354.2
Care Policy and Gender Equality: A New Contribution to the Theoretical Debate about Familialisation and De-Familialisation

Tuesday, 17 July 2018: 15:45
Location: 715A (MTCC SOUTH BUILDING)
Oral Presentation
Thurid EGGERS, University of Hamburg, Germany
Christopher GRAGES, University of Hamburg, Germany
Birgit PFAU-EFFINGER, University of Hamburg, Germany
The paper aims to contribute to the theoretical debate about the role of care policies for gender equality. It is often argued that welfare state policies support either extra-familial care work (= de-familialising policy) or family care work (= familialising policy), and that mainly only de-familialising policies support gender equality. The paper links its argument to more complex approaches which were recently introduced. It proposes to re-conceptualise the relationship between “de-familialisation and familialisation” and their role for gender equality. It argues that policies towards familial care and policies towards extra-familial care represent different types of policy that vary relatively autonomously. Welfare states combine them in different ways, depending on policy aims and main cultural ideals. Moreover, in a specific setting of care policy, also policies that support family care can contribute to gender equality.
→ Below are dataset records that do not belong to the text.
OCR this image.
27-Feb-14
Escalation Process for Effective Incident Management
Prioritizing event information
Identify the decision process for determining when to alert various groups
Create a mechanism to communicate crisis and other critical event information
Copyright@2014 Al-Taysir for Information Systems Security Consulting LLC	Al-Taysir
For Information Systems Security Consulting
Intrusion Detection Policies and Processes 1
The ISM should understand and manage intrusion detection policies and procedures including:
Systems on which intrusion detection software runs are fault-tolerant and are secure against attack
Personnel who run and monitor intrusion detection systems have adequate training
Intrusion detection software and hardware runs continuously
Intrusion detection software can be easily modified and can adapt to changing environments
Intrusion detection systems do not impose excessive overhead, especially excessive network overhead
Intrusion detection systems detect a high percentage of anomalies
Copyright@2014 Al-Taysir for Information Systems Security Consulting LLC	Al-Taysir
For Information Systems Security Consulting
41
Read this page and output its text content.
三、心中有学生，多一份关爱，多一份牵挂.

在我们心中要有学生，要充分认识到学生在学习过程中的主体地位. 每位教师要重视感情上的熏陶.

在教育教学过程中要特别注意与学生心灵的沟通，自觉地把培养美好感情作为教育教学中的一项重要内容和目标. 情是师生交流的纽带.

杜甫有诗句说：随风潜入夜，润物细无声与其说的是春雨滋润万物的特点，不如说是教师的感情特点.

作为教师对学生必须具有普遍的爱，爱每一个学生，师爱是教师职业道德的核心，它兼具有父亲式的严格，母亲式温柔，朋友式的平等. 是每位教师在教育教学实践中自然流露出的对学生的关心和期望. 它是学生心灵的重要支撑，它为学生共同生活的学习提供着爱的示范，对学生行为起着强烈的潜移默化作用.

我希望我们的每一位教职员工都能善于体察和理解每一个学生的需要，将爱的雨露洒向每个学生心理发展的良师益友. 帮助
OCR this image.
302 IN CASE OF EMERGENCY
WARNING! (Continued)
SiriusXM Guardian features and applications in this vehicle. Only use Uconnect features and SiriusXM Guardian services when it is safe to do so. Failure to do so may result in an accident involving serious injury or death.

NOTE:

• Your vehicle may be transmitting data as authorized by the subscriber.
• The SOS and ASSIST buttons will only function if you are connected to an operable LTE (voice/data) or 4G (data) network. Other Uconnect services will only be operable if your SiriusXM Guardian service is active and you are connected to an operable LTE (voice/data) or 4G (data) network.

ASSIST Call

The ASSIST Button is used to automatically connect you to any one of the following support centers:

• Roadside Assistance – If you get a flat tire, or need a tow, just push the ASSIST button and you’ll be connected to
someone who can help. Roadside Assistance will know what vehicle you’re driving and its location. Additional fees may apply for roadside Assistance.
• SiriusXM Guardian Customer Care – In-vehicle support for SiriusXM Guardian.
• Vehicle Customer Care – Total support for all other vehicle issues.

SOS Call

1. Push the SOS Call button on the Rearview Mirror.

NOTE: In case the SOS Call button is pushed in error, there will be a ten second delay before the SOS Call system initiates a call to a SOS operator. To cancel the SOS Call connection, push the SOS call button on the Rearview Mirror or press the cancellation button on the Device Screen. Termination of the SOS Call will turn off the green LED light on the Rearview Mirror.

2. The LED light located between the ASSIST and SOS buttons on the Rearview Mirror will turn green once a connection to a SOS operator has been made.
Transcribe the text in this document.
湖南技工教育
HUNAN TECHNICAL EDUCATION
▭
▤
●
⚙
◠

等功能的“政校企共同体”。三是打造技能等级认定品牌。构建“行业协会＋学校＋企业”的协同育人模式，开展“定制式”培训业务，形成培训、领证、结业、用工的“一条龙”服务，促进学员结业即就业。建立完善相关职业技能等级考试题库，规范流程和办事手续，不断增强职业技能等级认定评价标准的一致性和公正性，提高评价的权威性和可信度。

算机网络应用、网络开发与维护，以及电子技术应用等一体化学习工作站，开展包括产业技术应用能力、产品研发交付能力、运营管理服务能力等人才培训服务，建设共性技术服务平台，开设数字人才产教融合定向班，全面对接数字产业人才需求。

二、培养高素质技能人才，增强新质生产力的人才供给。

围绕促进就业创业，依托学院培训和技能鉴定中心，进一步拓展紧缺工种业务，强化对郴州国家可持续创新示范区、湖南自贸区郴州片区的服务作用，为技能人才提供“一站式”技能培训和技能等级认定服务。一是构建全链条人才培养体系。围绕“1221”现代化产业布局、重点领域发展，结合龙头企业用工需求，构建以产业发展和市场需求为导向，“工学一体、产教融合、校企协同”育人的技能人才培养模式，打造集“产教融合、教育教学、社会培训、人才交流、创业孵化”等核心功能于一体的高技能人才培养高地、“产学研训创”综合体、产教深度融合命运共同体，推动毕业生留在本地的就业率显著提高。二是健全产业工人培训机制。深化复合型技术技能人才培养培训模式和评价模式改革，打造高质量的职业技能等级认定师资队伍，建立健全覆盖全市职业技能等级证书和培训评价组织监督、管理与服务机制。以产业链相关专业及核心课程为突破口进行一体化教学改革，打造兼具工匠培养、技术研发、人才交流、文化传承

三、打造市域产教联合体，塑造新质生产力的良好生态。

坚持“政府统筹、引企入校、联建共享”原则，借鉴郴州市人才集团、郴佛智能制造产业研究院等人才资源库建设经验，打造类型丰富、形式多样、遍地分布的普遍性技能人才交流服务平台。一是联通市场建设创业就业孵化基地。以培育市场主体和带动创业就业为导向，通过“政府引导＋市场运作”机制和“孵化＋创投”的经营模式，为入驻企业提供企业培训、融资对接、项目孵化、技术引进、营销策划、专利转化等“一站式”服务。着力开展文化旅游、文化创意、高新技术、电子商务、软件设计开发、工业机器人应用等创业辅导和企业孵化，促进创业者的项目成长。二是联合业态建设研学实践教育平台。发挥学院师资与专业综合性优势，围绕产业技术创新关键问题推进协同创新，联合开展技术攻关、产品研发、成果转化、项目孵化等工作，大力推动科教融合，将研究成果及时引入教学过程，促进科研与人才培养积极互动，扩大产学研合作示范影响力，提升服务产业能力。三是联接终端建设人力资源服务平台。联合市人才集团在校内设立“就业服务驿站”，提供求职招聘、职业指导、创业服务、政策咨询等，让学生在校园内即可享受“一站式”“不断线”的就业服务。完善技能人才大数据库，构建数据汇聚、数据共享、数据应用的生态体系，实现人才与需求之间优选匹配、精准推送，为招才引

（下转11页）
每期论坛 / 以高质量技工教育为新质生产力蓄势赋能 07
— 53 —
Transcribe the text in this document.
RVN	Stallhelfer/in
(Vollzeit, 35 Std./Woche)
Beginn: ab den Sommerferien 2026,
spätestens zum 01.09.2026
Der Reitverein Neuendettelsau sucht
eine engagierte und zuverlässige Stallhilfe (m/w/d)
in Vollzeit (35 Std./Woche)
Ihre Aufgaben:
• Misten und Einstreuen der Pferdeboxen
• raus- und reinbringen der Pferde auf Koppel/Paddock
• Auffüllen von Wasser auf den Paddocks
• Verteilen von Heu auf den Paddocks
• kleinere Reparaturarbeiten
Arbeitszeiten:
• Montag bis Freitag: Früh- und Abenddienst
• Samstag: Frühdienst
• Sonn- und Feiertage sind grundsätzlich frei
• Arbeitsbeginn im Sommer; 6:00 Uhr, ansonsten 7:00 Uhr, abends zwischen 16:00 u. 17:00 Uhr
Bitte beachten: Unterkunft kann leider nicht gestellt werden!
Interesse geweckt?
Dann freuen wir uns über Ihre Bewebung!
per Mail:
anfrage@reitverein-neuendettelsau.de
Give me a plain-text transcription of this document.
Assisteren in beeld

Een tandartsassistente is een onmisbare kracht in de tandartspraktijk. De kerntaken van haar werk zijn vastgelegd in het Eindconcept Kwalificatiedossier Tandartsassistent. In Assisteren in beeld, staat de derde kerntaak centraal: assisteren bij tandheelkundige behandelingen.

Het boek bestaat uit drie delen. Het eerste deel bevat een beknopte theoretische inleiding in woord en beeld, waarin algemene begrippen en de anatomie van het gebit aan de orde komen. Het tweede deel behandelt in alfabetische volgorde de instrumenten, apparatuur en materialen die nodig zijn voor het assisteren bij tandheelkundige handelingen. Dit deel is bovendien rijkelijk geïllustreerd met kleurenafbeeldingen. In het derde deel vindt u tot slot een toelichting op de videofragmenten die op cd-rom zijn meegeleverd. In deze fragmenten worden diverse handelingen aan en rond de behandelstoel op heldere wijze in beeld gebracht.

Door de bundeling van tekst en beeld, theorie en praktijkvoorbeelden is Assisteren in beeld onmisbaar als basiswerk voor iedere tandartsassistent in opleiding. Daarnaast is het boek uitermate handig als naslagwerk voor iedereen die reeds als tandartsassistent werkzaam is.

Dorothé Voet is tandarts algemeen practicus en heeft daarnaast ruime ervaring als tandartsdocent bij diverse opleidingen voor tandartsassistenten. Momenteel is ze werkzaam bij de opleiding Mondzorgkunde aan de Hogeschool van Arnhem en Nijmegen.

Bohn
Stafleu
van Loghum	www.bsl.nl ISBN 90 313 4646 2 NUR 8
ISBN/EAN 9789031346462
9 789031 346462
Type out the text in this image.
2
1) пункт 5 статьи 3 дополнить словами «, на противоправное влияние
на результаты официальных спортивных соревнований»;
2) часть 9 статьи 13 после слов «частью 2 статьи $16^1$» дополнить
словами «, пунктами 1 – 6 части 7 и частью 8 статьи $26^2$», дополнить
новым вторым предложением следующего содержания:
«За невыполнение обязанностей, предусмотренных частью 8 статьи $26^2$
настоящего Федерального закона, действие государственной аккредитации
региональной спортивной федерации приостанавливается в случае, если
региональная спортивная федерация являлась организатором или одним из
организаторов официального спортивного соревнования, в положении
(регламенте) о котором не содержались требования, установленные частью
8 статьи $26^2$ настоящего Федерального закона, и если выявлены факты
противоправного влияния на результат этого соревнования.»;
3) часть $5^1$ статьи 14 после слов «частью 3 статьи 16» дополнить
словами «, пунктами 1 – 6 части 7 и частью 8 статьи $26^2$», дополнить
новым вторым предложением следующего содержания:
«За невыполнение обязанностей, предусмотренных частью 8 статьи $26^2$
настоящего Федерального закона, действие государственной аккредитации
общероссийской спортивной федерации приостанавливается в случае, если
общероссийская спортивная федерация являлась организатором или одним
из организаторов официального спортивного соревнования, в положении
On the basis of a comparative study for five European welfare states, which represent different types of welfare regimes, the paper investigates how welfare states combine their policies towards familial care with their policies related to extra-familial care with regard to their generosity, and it analyses the consequences for gender equality and the reasons for the differences, using document analysis of care policy legislation, MISSOC data and expert interviews.

The findings support the argument that de-familialising and familialising care policies vary relatively independently of each other. They indicate that welfare states can offer a similar generosity in both types of care policy, and that both are often part of a general care policy package that treats both types of care in a similar - more or a less generous - manner. More generous welfare states often pursue a strategy that offers generous support for both types of LTC policies, supporting the financial autonomy of family carers and thereby promoting gender equality.